The Star reported on Mar. 3 that a member of Immigration Minister Jason Kenney’s staff resigned after Kenney was accused of using his MP letterhead to raise funds for a Conservative party campaign that is against parliamentary rules.
The accusation came after New Democrat MP Linda Duncan received a letter in her mail asking for money for a “Conservative Ethnic Paid Media Strategy,” The Star reported.
The letter asked for “an additional $200,000 of financial commitment.” It also stated: “Given the current political environment, we hope to have commitments by March 11, 2011.”
NDP MP Pat Martin told The Star that Kenney is “abusing his offices, abusing his privileged for a clearly political motive.”

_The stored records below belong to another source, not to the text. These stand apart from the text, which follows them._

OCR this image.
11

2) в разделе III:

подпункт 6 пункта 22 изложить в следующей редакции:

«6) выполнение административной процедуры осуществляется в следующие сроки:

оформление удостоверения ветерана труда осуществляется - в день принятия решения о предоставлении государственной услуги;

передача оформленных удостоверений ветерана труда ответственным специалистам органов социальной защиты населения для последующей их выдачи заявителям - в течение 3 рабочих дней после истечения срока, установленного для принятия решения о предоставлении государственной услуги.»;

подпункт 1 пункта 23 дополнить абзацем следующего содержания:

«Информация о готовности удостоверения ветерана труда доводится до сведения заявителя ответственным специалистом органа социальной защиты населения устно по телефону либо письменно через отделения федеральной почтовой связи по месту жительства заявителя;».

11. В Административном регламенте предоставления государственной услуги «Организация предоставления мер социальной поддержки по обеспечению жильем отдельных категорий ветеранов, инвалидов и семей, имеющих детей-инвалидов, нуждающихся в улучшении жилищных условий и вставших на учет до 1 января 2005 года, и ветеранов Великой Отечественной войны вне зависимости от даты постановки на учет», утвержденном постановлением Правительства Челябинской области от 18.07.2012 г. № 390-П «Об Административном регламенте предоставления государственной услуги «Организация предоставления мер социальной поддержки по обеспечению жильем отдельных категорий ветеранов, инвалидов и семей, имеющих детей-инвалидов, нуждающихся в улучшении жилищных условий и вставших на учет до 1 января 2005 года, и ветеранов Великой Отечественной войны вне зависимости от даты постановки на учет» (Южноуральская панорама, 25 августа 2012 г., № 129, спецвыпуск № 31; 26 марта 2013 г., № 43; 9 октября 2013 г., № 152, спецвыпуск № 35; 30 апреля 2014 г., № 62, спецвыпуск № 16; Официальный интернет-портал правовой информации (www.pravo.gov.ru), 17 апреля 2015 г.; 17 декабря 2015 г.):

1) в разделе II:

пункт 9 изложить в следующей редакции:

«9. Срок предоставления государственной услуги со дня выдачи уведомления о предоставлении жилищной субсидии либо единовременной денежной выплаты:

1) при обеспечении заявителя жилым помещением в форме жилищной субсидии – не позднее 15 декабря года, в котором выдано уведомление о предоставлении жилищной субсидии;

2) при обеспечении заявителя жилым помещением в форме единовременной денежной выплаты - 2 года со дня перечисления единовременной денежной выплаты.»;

Alykhan Velshi, a spokesperson for Kenney has since told CTV via email that “the employee responsible for this matter has offered the Minister his resignation and the Minister has accepted it. Minister Kenney has taken responsibility for this and has apologized for his former employee's actions. Using parliamentary or government resources for partisan activities is completely unacceptable.”

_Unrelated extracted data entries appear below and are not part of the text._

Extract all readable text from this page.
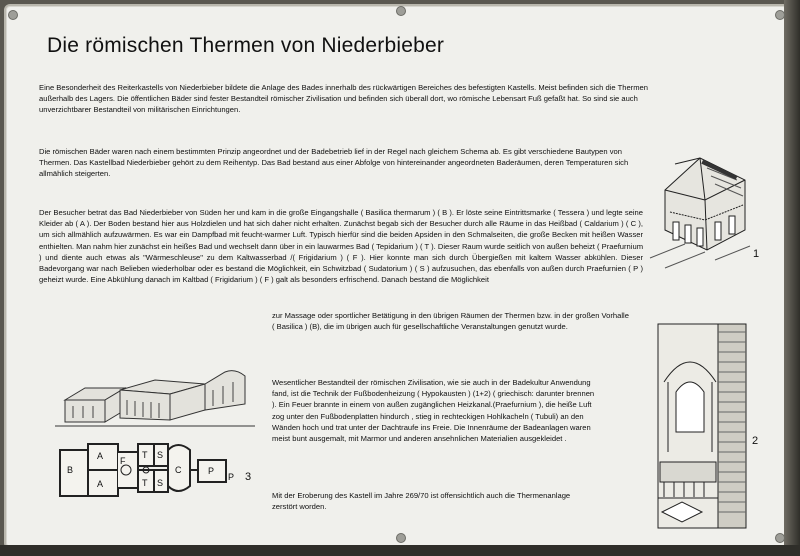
Die römischen Thermen von Niederbieber

Eine Besonderheit des Reiterkastells von Niederbieber bildete die Anlage des Bades innerhalb des rückwärtigen Bereiches des befestigten Kastells. Meist befinden sich die Thermen außerhalb des Lagers. Die öffentlichen Bäder sind fester Bestandteil römischer Zivilisation und befinden sich überall dort, wo römische Lebensart Fuß gefaßt hat. So sind sie auch unverzichtbarer Bestandteil von militärischen Einrichtungen.

Die römischen Bäder waren nach einem bestimmten Prinzip angeordnet und der Badebetrieb lief in der Regel nach gleichem Schema ab. Es gibt verschiedene Bautypen von Thermen. Das Kastellbad Niederbieber gehört zu dem Reihentyp. Das Bad bestand aus einer Abfolge von hintereinander angeordneten Baderäumen, deren Temperaturen sich allmählich steigerten.

Der Besucher betrat das Bad Niederbieber von Süden her und kam in die große Eingangshalle ( Basilica thermarum ) ( B ). Er löste seine Eintrittsmarke ( Tessera ) und legte seine Kleider ab ( A ). Der Boden bestand hier aus Holzdielen und hat sich daher nicht erhalten. Zunächst begab sich der Besucher durch alle Räume in das Heißbad ( Caldarium ) ( C ), um sich allmählich aufzuwärmen. Es war ein Dampfbad mit feucht-warmer Luft. Typisch hierfür sind die beiden Apsiden in den Schmalseiten, die große Becken mit heißen Wasser enthielten. Man nahm hier zunächst ein heißes Bad und wechselt dann über in ein lauwarmes Bad ( Tepidarium ) ( T ). Dieser Raum wurde seitlich von außen beheizt ( Praefurnium ) und diente auch etwas als "Wärmeschleuse" zu dem Kaltwasserbad /( Frigidarium ) ( F ). Hier konnte man sich durch Übergießen mit kaltem Wasser abkühlen. Dieser Badevorgang war nach Belieben wiederholbar oder es bestand die Möglichkeit, ein Schwitzbad ( Sudatorium ) ( S ) aufzusuchen, das ebenfalls von außen durch Praefurnien ( P ) geheizt wurde. Eine Abkühlung danach im Kaltbad ( Frigidarium ) ( F ) galt als besonders erfrischend. Danach bestand die Möglichkeit

zur Massage oder sportlicher Betätigung in den übrigen Räumen der Thermen bzw. in der großen Vorhalle ( Basilica ) (B), die im übrigen auch für gesellschaftliche Veranstaltungen genutzt wurde.

Wesentlicher Bestandteil der römischen Zivilisation, wie sie auch in der Badekultur Anwendung fand, ist die Technik der Fußbodenheizung ( Hypokausten ) (1+2) ( griechisch: darunter brennen ). Ein Feuer brannte in einem von außen zugänglichen Heizkanal.(Praefurnium ), die heiße Luft zog unter den Fußbodenplatten hindurch , stieg in rechteckigen Hohlkacheln ( Tubuli) an den Wänden hoch und trat unter der Dachtraufe ins Freie. Die Innenräume der Badeanlagen waren meist bunt ausgemalt, mit Marmor und anderen ansehnlichen Materialien ausgekleidet .

Mit der Eroberung des Kastell im Jahre 269/70 ist offensichtlich auch die Thermenanlage zerstört worden.

1
2
B
A
A
F
T
T
S
S
C	P
P 3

This follows on the heels of charges that were laid against the Conservative Party and four of its members. The 2006 election gave Prime Minister Stephen Harper his first days of governance and it is now being turned against him. CTV reported that Elections Canada has charged his party for spending $1.3 million more than the $18 million allowance.
Senator Doug Finley, a former campaign manager, Senator Irving Gerstein, a chief party fundraiser, Michael Donison, former executive director, and Susan Kehoe, a senior Conservative staffer are expected to face the maximum penalty available for the charges which include fines of up to $2,000 each for each charge and/or a jail sentence, as reported by CBC. The Conservative party itself will face two charges and will be fined $25,000 for each.
“We’re disappointed that administrative charges have been laid by Elections Canada after losing in federal court and not waiting for the appeal court decision in this matter,” a senior Conservative official told CTV. According to CBC, proceedings from the charges will be heard in court on March 18 in Ottawa.
“Our position’s been very clear. We respected the rules that were in place at the time,” Harper told CBC reporters as he explained that the charges were laid as part of a five year dispute.
CTV reported that Official Opposition Leader Michael Ignatieff said, “It’s not some candidate way out in a forgotten riding. This is the central organizing team of the Conservative Party of Canada accused of serious election violations.”
“This is a prime minister who thinks he makes the rules and now he’s been found accused of breaking the rules.”
In an article on The Gazette, Ignatieff said that “[election-spending] rules are at the very foundation of our democracy.”